Au-delà des conséquences immédiates, MSF "prépare des traitements pour les personnes atteintes de maladies chroniques, en raison de ruptures de médicaments", que ce soit contre le diabète, l'hypertension ou l'infection par le VIH. "C'est un besoin auquel les autres [acteurs de terrain] ne vont pas pas répondre dans l'instant".

Lors d'une téléconférence de presse de MSF organisée lundi après-midi, Loris de Filippis, coordinateur opérationnel sur le terrain, a fait état de personnes prises en charge avec des blessures par balle, à la suite des fusillades qui se font jour dans la ville.

Une équipe débordée, en attente de renforts

Débordée, l'équipe médicale de MSF se constitue actuellement de 165 volontaires, dont 30 étaient déjà présents à Haïti, a indiqué une porte-parole de MSF, Avril Benoît, lors de la conférence de presse. Une quarantaine d'autres sont en route.

"Nous sommes dans une course contre la montre, avec des gens qui risquent une septicémie" en raison d'une pénurie d'antibiotiques, a craint le responsable des programmes MSF à Haïti, Benoît Le Duc, lors de cette conférence de presse.

A ce jour, 3.000 personnes ont été traitées par MSF depuis le séisme, et près de 500 opérations auraient déjà eu lieu.

Huit cents volontaires haïtiens travaillaient avec MSF dans le pays, et l'ONG disposait d'un hôpital qui s'est effondré lors du séisme, avec "une trentaine de personnels hospitaliers et une quarantaine de patients", a indiqué Brigitte Vasset. A ce jour, trois volontaires de MSF sont officiellement décédés, à savoir un chirurgien, une infirmière anesthésiste et une aide-soignante, a-t-elle ajouté.

La situation est fortement aggravée par les difficultés à joindre le pays, en raison d'une surcharge de l'aéroport, peu endommagé (si ce n'est la tour de contrôle) mais de petite taille. Sa gestion a momentanément été confiée aux autorités américaines.

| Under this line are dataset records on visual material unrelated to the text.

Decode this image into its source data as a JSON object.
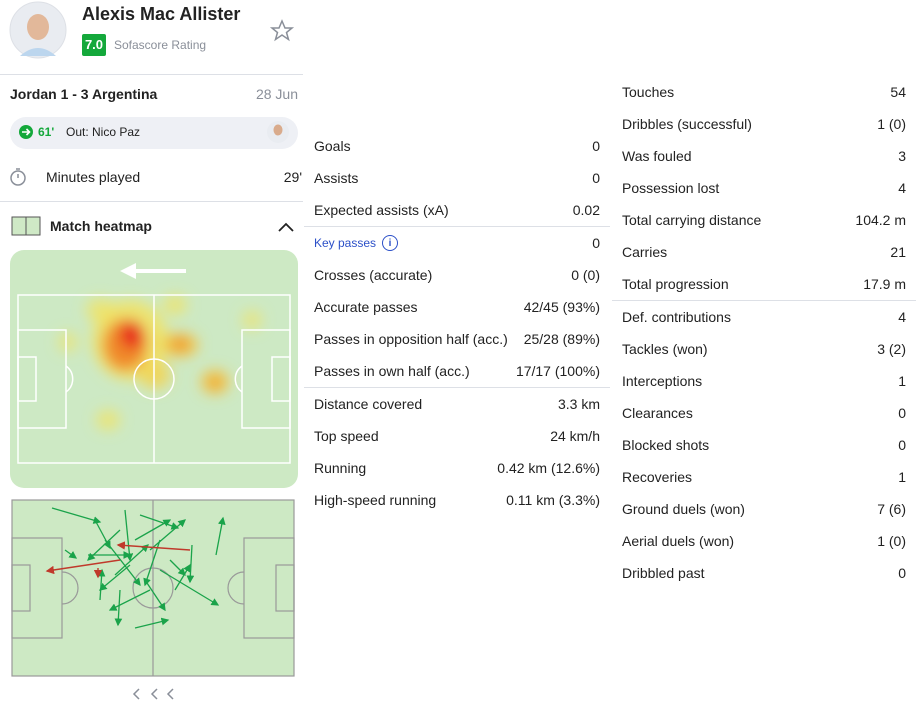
{
  "player": {
    "name": "Alexis Mac Allister",
    "rating": "7.0",
    "rating_label": "Sofascore Rating"
  },
  "match": {
    "title": "Jordan 1 - 3 Argentina",
    "date": "28 Jun"
  },
  "substitution": {
    "minute": "61'",
    "text": "Out: Nico Paz"
  },
  "minutes": {
    "label": "Minutes played",
    "value": "29'"
  },
  "heatmap": {
    "title": "Match heatmap"
  },
  "stats": {
    "middle": [
      [
        [
          "Goals",
          "0"
        ],
        [
          "Assists",
          "0"
        ],
        [
          "Expected assists (xA)",
          "0.02"
        ]
      ],
      [
        [
          "Key passes",
          "0"
        ],
        [
          "Crosses (accurate)",
          "0 (0)"
        ],
        [
          "Accurate passes",
          "42/45 (93%)"
        ],
        [
          "Passes in opposition half (acc.)",
          "25/28 (89%)"
        ],
        [
          "Passes in own half (acc.)",
          "17/17 (100%)"
        ]
      ],
      [
        [
          "Distance covered",
          "3.3 km"
        ],
        [
          "Top speed",
          "24 km/h"
        ],
        [
          "Running",
          "0.42 km (12.6%)"
        ],
        [
          "High-speed running",
          "0.11 km (3.3%)"
        ]
      ]
    ],
    "right": [
      [
        [
          "Touches",
          "54"
        ],
        [
          "Dribbles (successful)",
          "1 (0)"
        ],
        [
          "Was fouled",
          "3"
        ],
        [
          "Possession lost",
          "4"
        ],
        [
          "Total carrying distance",
          "104.2 m"
        ],
        [
          "Carries",
          "21"
        ],
        [
          "Total progression",
          "17.9 m"
        ]
      ],
      [
        [
          "Def. contributions",
          "4"
        ],
        [
          "Tackles (won)",
          "3 (2)"
        ],
        [
          "Interceptions",
          "1"
        ],
        [
          "Clearances",
          "0"
        ],
        [
          "Blocked shots",
          "0"
        ],
        [
          "Recoveries",
          "1"
        ],
        [
          "Ground duels (won)",
          "7 (6)"
        ],
        [
          "Aerial duels (won)",
          "1 (0)"
        ],
        [
          "Dribbled past",
          "0"
        ]
      ]
    ]
  }
}
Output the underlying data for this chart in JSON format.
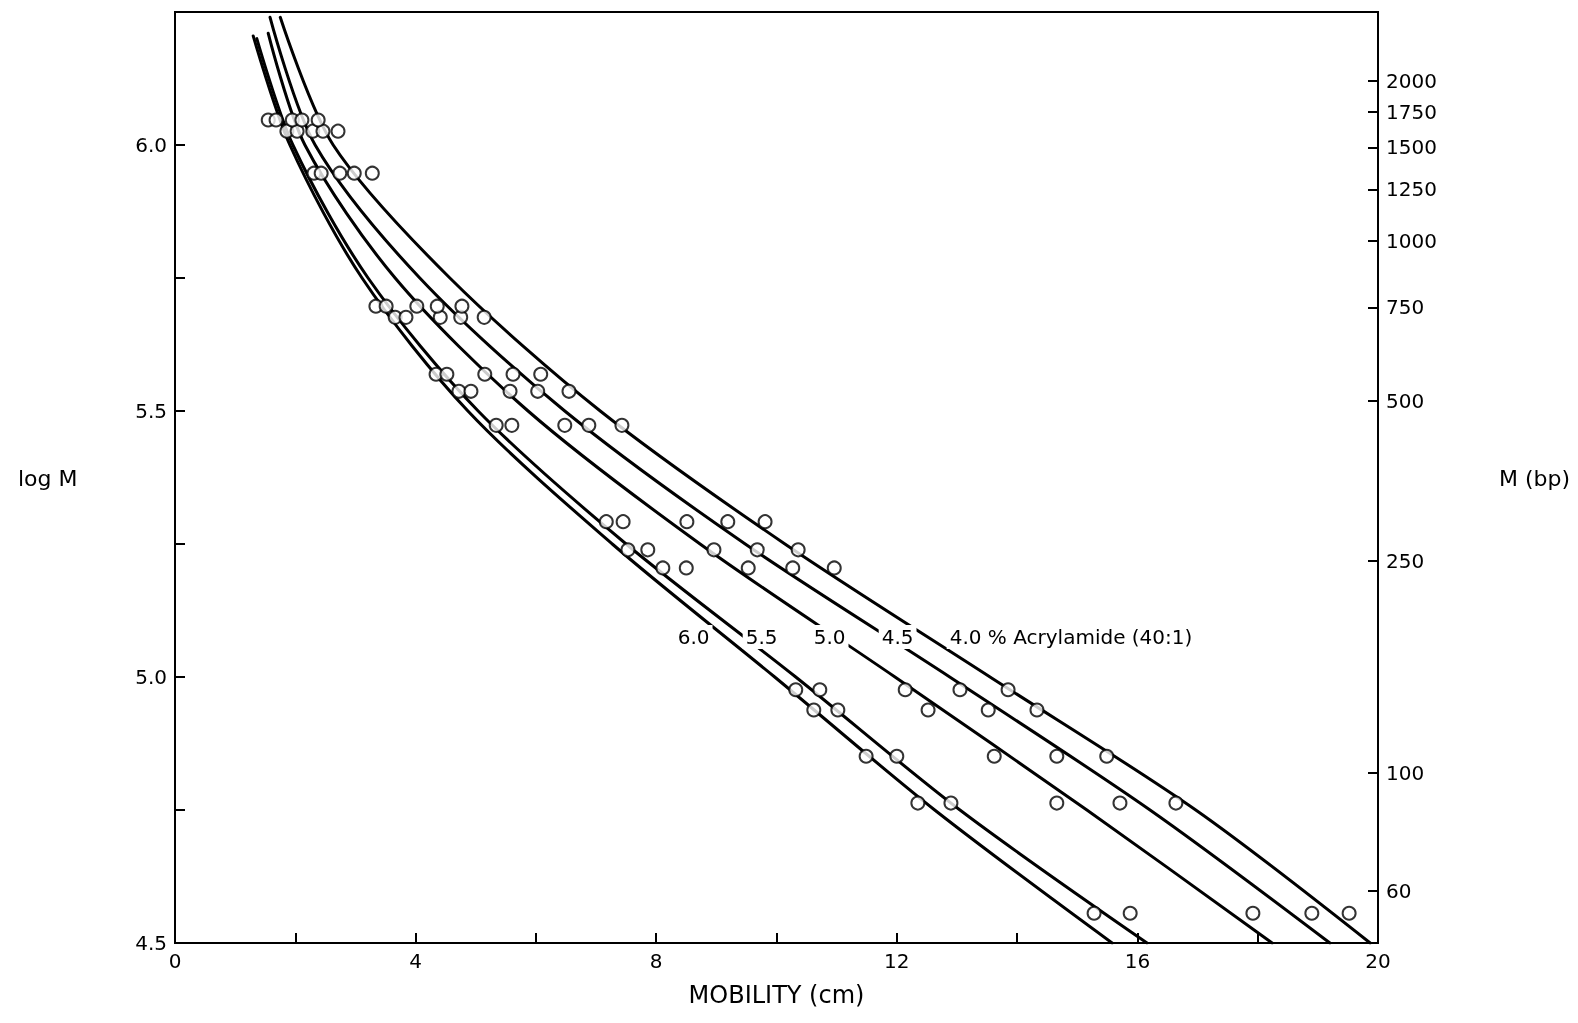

Malgré les autorisations obtenues, deux avions de MSF, dont l'un porteur d'un hôpital gonflable de 100 lits, ont dû être détournés sur Saint-Domingue, engendrant des retards de 48 heures, selon Benoît Le Duc. Il s'est dit "frustré" de ces retards, faisant état de la pénurie de matériel.

L'hôpital gonflable est arrivé lundi matin par la route, et ne sera opérationnel que mercredi, a regretté Brigitte Vasset. Au total, quatre avions ont déjà pu atterrir directement sur Port-au-Prince, et six autres sont attendus d'ici la fin de la semaine, a indiqué Avril Benoît lors de la conférence de presse.

Un hôpital de campagne français a subi le même sort, le secrétaire d'Etat à la coopération, Alain Joyandet, annonçant avoir protesté auprès des autorités américaines -un incident que le quai d'Orsay a aussitôt démenti.

Cet hôpital gonflable "ne sera pas suffisant", a reconnu Brigitte Vasset. Dès que possible, MSF compte mettre en place des "villages médicaux", à savoir des tentes où les gens pourront être soignés, une fois passé le temps des soins intensifs.

La situation semble tout aussi dramatique dans les villes des environs de Port-au-Prince, "détruites à 80%" et qui ne disposent toujours pas d'assistance humanitaire six jours après la catastrophe, a indiqué Benoît Le Duc, qui a survolé ces zones en hélicoptère.

20 Millions d'euros français, 430 millions européens

A ce jour, l'aide française à Haïti s'élève à "environ 20 millions d'euros, dont 10 millions en réponse à l'appel des Nations unies, 2 millions d'aide alimentaire d'urgence ainsi que des moyens humains et matériels mis en place par les ministères concernés", a annoncé lundi matin le Premier ministre, François Fillon, dans un communiqué, au terme d'une réunion avec ses ministres des affaires étrangères et de la défense.

La présence française sur le terrain sera de 650 personnes "dans les prochaines heures", et deux bâtiments de la marine arriveront "dans les prochains jours". Depuis mercredi, 677 personnes, dont 596 Français, ont pu être évacuées d'Haïti.

L'Union européenne, dont les ministres de la coopération se sont réunis lundi à Bruxelles, s'est engagée à verser 430 millions d'euros au pays, dont 92 millions pour l'aide à court terme (dont les 10 millions d'euros français), auxquels s'ajouteront 30 millions de la Commission européenne. Sont également prévus 107 millions d'euros pour la réhabilitation du pays et 200 millions pour la reconstruction à moyen et long termes.